Jeff Potts was on his way to work at KY3 when he was hit in the intersection of Kansas Expressway and Bennett Street.

A memorial ride in honor of Jeff began at the Ewing Sports Complex parking lot. They then rode to the spot where Jeff was hit. The ride was less than a mile.

The organizer of the ride, Keith Donaldson, says even though many of the riders didn't know Jeff personally, the cycling community is a family. They wanted to show support and send a reminder to all drivers and cyclists.

"We come together when one of us is fallen and we get an old bike, painted white and then the idea is to place it at the intersection where the rider died as a reminder to both motorists and cyclists about the dangers of being out there," Donaldson said. "The cycling community comes together when one of us has fallen."

The symbolic "ghost bike" was rolled alongside Springfield cyclists to the site of the accident.

"It brings a tear to my eye because I know he touched everybody in their own way," Potts' friend Josh Mortimer said.

"I'd never heard his name before. I just knew that a cyclist went down," Donaldson said.

Many of the cyclists were strangers to Jeff, but Donaldson says it's all about honoring a fellow rider.

"Life is so fragile," Donaldson said.

Jeff leaves behind a wife and young daughter. A close friend calls him a "family man."
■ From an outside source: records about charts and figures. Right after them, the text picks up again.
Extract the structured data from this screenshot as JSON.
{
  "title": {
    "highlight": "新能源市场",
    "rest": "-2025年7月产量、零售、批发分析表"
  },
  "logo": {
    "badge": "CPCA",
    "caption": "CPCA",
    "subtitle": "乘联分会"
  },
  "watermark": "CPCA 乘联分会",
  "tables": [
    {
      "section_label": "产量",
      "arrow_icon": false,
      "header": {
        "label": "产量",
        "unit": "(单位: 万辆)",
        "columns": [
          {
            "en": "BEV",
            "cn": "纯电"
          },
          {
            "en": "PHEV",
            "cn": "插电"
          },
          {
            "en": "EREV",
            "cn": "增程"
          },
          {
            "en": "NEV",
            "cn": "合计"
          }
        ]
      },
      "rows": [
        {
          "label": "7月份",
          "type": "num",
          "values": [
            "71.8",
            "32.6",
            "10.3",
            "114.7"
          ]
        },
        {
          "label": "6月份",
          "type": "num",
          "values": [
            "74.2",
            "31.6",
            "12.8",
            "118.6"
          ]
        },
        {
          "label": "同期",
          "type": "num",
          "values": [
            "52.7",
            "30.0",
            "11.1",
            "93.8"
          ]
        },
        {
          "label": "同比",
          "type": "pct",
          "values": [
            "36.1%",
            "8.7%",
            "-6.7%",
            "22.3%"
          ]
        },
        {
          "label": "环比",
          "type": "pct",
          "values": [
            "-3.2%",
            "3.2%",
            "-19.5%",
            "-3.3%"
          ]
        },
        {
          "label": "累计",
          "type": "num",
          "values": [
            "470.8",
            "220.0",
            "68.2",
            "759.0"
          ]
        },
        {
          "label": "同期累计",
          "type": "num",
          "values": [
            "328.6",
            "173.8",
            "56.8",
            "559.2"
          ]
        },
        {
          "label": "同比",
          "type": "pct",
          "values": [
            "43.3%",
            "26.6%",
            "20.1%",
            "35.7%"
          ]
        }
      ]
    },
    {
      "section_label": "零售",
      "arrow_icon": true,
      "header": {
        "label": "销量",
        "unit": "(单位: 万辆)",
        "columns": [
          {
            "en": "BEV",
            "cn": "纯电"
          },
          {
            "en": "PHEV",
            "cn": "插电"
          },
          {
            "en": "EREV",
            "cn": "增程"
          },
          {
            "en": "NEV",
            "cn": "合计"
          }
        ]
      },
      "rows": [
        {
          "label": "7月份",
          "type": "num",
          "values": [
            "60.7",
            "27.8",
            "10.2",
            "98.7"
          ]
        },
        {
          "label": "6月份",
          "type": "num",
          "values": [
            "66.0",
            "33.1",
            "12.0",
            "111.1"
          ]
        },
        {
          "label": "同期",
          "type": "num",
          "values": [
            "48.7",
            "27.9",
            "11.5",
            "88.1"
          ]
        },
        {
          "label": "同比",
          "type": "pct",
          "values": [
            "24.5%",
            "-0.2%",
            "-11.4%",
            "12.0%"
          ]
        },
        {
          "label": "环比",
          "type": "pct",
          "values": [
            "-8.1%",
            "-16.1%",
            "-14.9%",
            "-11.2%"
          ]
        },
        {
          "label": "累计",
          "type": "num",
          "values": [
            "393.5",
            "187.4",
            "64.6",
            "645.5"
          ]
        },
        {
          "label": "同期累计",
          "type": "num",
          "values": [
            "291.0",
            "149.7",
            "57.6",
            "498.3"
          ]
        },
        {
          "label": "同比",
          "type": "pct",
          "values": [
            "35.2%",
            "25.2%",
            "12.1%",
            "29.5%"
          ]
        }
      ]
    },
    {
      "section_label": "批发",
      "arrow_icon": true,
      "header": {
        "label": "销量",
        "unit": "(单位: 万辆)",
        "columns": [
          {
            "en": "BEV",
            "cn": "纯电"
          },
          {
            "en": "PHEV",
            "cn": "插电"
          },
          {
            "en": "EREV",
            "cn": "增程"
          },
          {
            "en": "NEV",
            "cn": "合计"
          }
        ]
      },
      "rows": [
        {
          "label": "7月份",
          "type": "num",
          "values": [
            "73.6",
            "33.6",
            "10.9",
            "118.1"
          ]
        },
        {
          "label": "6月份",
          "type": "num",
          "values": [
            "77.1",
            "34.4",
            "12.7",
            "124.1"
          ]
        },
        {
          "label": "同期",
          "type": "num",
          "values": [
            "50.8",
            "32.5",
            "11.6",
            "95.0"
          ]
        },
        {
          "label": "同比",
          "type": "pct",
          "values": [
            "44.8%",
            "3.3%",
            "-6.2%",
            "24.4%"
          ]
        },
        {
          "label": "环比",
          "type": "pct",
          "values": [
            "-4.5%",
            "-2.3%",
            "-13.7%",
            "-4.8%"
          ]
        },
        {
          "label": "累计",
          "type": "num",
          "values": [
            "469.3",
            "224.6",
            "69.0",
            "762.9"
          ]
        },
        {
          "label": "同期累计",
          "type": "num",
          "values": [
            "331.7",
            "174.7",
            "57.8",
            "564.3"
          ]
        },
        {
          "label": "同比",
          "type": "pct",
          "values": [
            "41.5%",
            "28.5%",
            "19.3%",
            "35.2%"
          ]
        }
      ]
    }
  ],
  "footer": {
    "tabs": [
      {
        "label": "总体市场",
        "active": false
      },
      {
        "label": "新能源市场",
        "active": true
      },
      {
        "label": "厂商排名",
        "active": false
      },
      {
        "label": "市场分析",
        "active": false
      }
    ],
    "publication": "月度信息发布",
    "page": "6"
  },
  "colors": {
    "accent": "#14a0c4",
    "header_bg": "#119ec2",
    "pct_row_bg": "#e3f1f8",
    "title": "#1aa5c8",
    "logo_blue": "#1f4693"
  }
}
"He truly exemplifies what a man is, he'd sacrifice anything for his family, he would do anything for anybody," Mortimer said.

Those who worked alongside Jeff at KY3 attest to Jeff's hardworking attitude and gentle spirit.

"Probably one of the most laid back people you'd ever know but at the same time, just such a hard worker and loyal friend," Daniel Brown said.

Jeff spent many hours keeping KY3 on the air.

"He was kind of the Sherlock Holmes of KY3," Quentin Coggin said.

Jeff worked with Coggin and Brown in master control, a room that is manned 24/7.

"[He was] one of the most meticulous master control operators we've had and we are going to miss him," Brown said.

At the station, Jeff was known affectionately by his nickname.

"A lot of people called him Pottsy, I guess from Happy Days," Coggin said.

Whether it was inside or outside of work, friends say, Pottsy's loyal and honest character, contagious laughter, and humble kindness touched everyone.

"Sadly, until someone is gone you don't really realize how much they've impacted the community and where they work but everyone has nothing but everyone has nothing but good things to say about Jeff," Coggin said.

Jeff's visitation will be held Wednesday from 6 to 8pm at Walnut Lawn Funeral Home. The memorial service will be held Thursday at 1pm at Walnut Lawn Funeral Home.